Tips and Traps in Group Restructurings
Paul Lester, a partner in our corporate team with many years’ experience in helping groups of companies simplify their structures, gives you his top tips, and points out the traps to avoid, for a successful group restructuring.
- Get the structure right
The choice of how the reorganisation is to be carried out (for example share or asset sale) will be dictated by the reasons why you want to undertake the restructuring, so being clear on your motivation and what you want to achieve will be key. Common drivers are tax, streamlining to achieve administrative efficiencies, pre-sale preparation or post-sale integration.
- The importance of planning
Companies often underestimate what needs to be done for a group re-organisation. Set aside sufficient time and resources (internal and external) to do the job properly. Things like getting landlord’s consent to a lease assignment for example can take months.
- Identify the potential hurdles
You will need to work closely with your accountants to address any potential tax issues. On the legal side, there are a number of company law issues that can arise (from financial assistance to calculating distributable profits) so you will need to work closely with your lawyers to identify these at an early stage so that the reorganisation can proceed smoothly. Corporate governance should be high on your list of considerations throughout the transaction.
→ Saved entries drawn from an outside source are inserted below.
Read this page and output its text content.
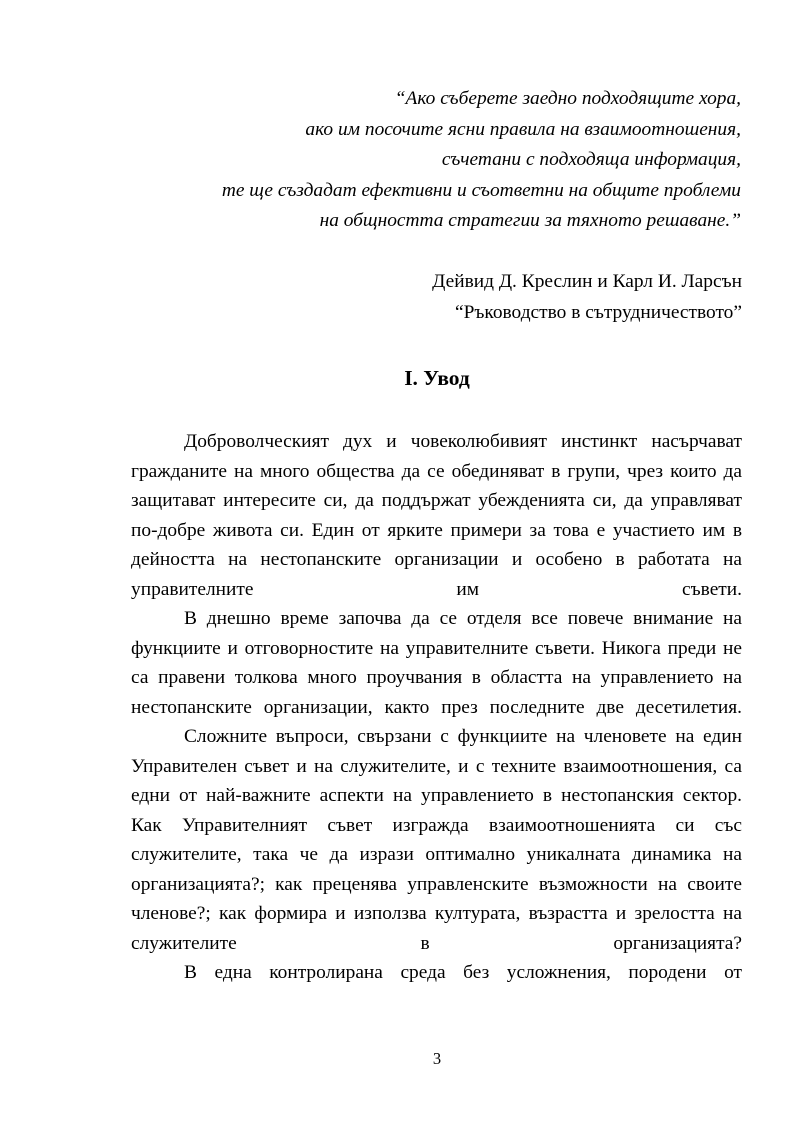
“Ако съберете заедно подходящите хора,
ако им посочите ясни правила на взаимоотношения,
съчетани с подходяща информация,
те ще създадат ефективни и съответни на общите проблеми
на общността стратегии за тяхното решаване.”
Дейвид Д. Креслин и Карл И. Ларсън
“Ръководство в сътрудничеството”
I. Увод

Доброволческият дух и човеколюбивият инстинкт насърчават гражданите на много общества да се обединяват в групи, чрез които да защитават интересите си, да поддържат убежденията си, да управляват по-добре живота си. Един от ярките примери за това е участието им в дейността на нестопанските организации и особено в работата на управителните им съвети.

В днешно време започва да се отделя все повече внимание на функциите и отговорностите на управителните съвети. Никога преди не са правени толкова много проучвания в областта на управлението на нестопанските организации, както през последните две десетилетия.

Сложните въпроси, свързани с функциите на членовете на един Управителен съвет и на служителите, и с техните взаимоотношения, са едни от най-важните аспекти на управлението в нестопанския сектор. Как Управителният съвет изгражда взаимоотношенията си със служителите, така че да изрази оптимално уникалната динамика на организацията?; как преценява управленските възможности на своите членове?; как формира и използва културата, възрастта и зрелостта на служителите в организацията?

В една контролирана среда без усложнения, породени от

3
- Pricing – Book or market value?
A common pricing choice is for shares or assets to be transferred at book value and leftoutstanding as an intra-group loan. But does the transferring company have positive distributable profits to enable it to do this? Transfers for less than market value can lead to a number of other legal issues, for example in relation to directors’ duties, insolvency and distributions in kind. Transfer at market value would always be the safer option, but determining what this is can itself be quite a complex calculation. Professional advice is a must here.
- Document it properly
Just because the reorganisation may be internal, care still needs to be taken to formally document the transaction, particularly where it is done prior to a sale or if solvency is an issue. Make sure you have the correct documents and that these are signed in the correct way – property (intellectual and real) for example, have very specific requirements.
- Tie-up loose ends
There will be a number of important post-completion steps that should not be neglected, such as registrations and filing and notices for leases, assignments, payroll, VAT, pensions, claiming relief from stamp duty, Companies’ House forms etc.